Graph showing the use Newton's first method to determine the zero of a function, including how this could produce an incorrect answer. — Figure \(\PageIndex{2}\): a error that must be considered when Newton's method is used to approximate the zero of a function; the lines tangent to the points \(x_1\) through \(x_3\) have progressively flatter slopes, and thus become increasingly likely to overshoot the zero of \(g(x)\) that is desired.

Let us view this another way. Going back to the function \(f\) and the Taylor series approximation

\[ f(x + \delta) \, \approx \, f(x) + f'(x)\delta + \dfrac{1}{2!}f''(x) \delta^2, \]

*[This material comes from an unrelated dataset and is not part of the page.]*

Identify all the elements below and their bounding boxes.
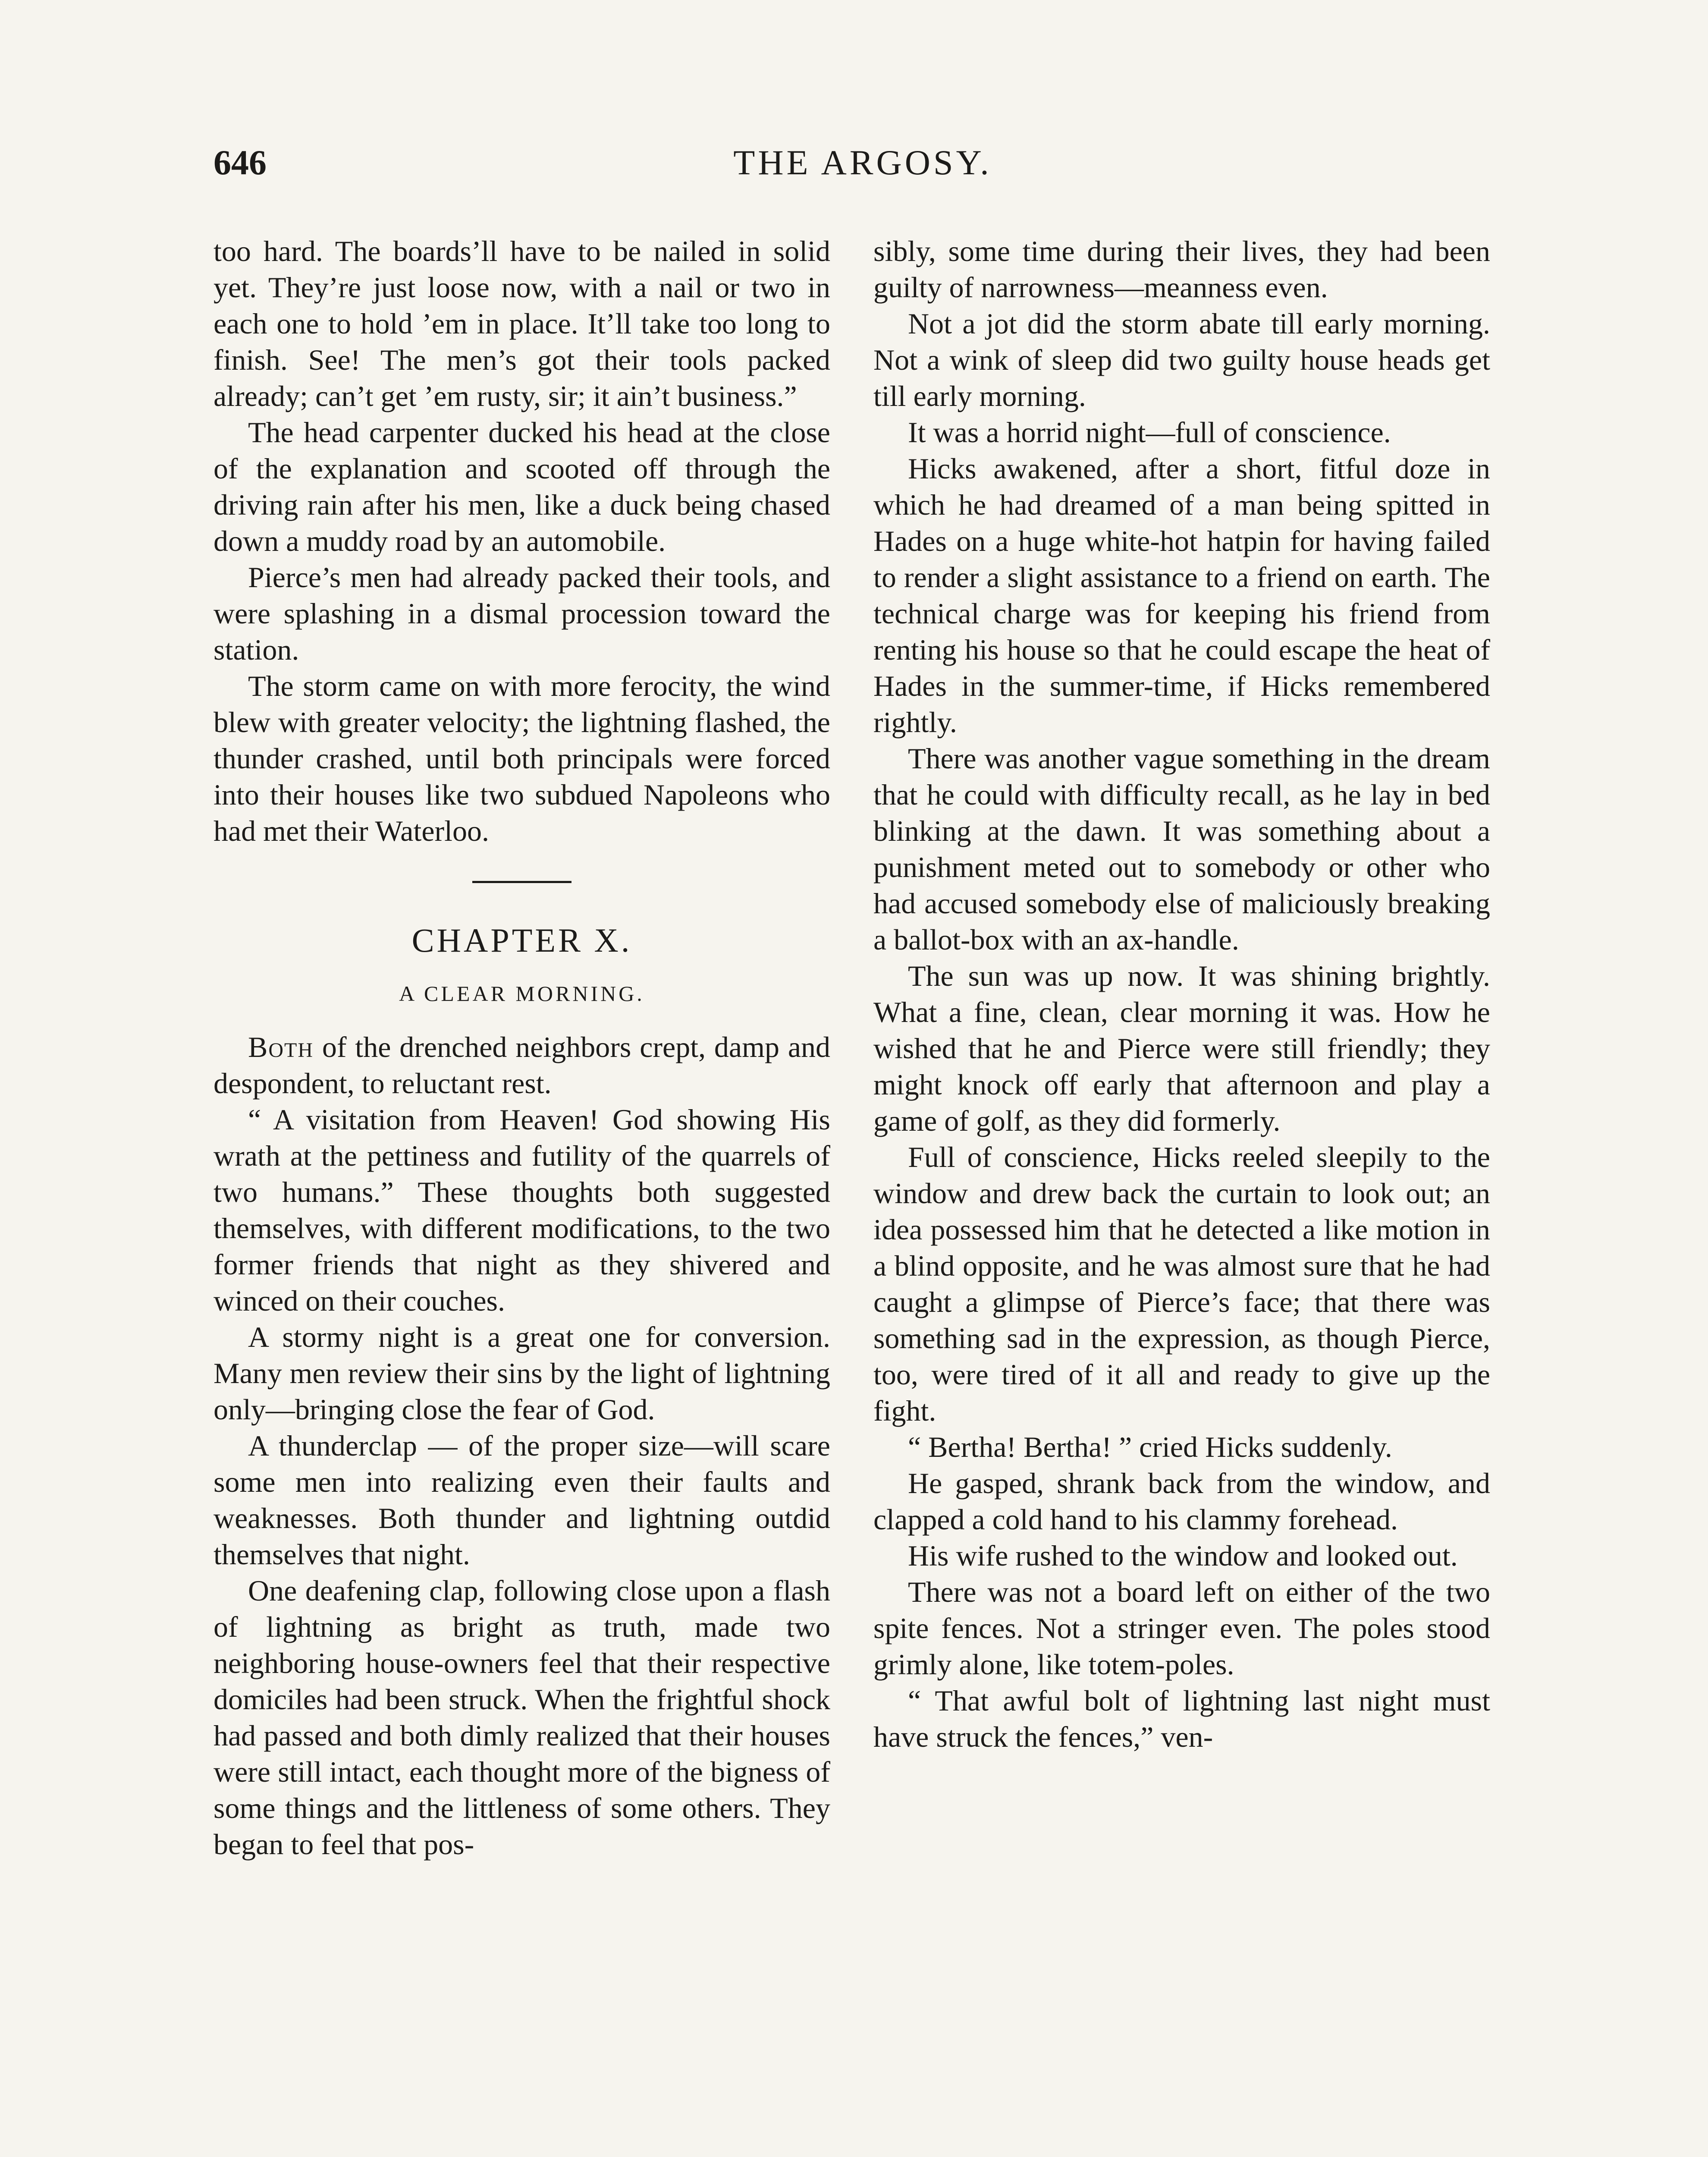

we can set to zero the left-hand side derivative with respect to \(\delta\), to obtain

\begin{align} 0 \, &\approx \, 0 + f'(x) + f''(x) \delta \longrightarrow \\[4pt] \delta \, &= \, -f'(x) / f''(x). \end{align}

This is the same as Newton’s method above since \(f'(x) = g(x)\). It clearly employs both first and second derivative information, and will hit the minimum in one shot(!) if the function truly is quadratic and the derivatives \(f'(x) and f''(x)\) are accurate. In the next section, which deals with multiple dimensions, we will develop an analogous and powerful form of this method. Also in the next section, we refer to a line search, which is merely a one-dimensional minimization along a particular direction, using a (unspecified) one-dimensional method - such as Newton’s method applied to the derivative.